Come, behold the works of the Lord,
how He has brought desolations on the earth.
He makes wars cease to the end of the earth;
He breaks the bow and shatters the spear;
He burns the chariots with fire.
“Be still, and know that I am God.
I will be exalted among the nations,
I will be exalted in the earth!”
The Lord of hosts is with us;
the God of Jacob is our fortress. Psalm 46

Nothing happens in my day that takes Him by surprise. Nothing that He can't control or destroy in an instant. Only when I let Him live and thrive within me can I be full of joy and completely solid and strong. I just need these few quiet minutes with Him, to be still. To stop and be sure He is on the throne of my heart. Then trust and fully believe that He is in control of every aspect of this day, month, year and His plans for me are for my good.
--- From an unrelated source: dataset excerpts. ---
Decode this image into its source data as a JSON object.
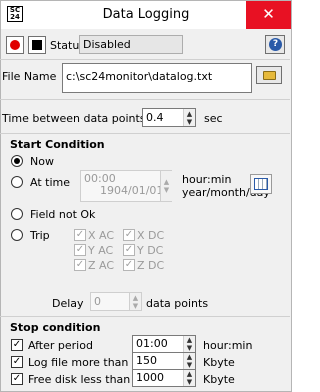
{
  "window": {
    "title": "Data Logging",
    "close_glyph": "✕",
    "app_icon_text": "SC 24"
  },
  "toolbar": {
    "status_label": "Status",
    "status_value": "Disabled",
    "help_glyph": "?"
  },
  "file": {
    "label": "File Name",
    "value": "c:\\sc24monitor\\datalog.txt"
  },
  "interval": {
    "label": "Time between data points",
    "value": "0.4",
    "unit": "sec"
  },
  "start": {
    "title": "Start Condition",
    "now_label": "Now",
    "at_time_label": "At time",
    "time_value": "00:00",
    "date_value": "1904/01/01",
    "time_unit": "hour:min",
    "date_unit": "year/month/day",
    "field_not_ok_label": "Field not Ok",
    "trip_label": "Trip",
    "trip_channels": [
      "X AC",
      "X DC",
      "Y AC",
      "Y DC",
      "Z AC",
      "Z DC"
    ],
    "delay_label": "Delay",
    "delay_value": "0",
    "delay_unit": "data points",
    "selected": "Now"
  },
  "stop": {
    "title": "Stop condition",
    "after_period_label": "After period",
    "after_period_value": "01:00",
    "after_period_unit": "hour:min",
    "log_file_label": "Log file more than",
    "log_file_value": "150",
    "log_file_unit": "Kbyte",
    "free_disk_label": "Free disk less than",
    "free_disk_value": "1000",
    "free_disk_unit": "Kbyte"
  },
  "icons": {
    "record": "record-icon",
    "stop": "stop-icon",
    "help": "help-icon",
    "folder": "folder-icon",
    "calendar": "calendar-icon",
    "spin": "spinner-arrows-icon"
  },
  "colors": {
    "close": "#e81123",
    "record": "#e00000",
    "help": "#2a5aa8"
  }
}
And who of you by worrying can add a single hour to his span of life? ... Therefore, do not be anxious saying, "What shall we eat?" or "What shall we wear?" for the Gentiles seek after these things and your Heavenly Father knows that you need them. But seek first, the kingdom of God and His righteousness and all these things will be added to you. Matthew 6:27, 31-33
Are you intentionally setting aside your worries and choosing to stop, rest in Jesus and express your trust in His righteous plan for your life? He's watching you. He's got you. No matter the worry or list of things to do this day, express your trust in His perfect power and protection.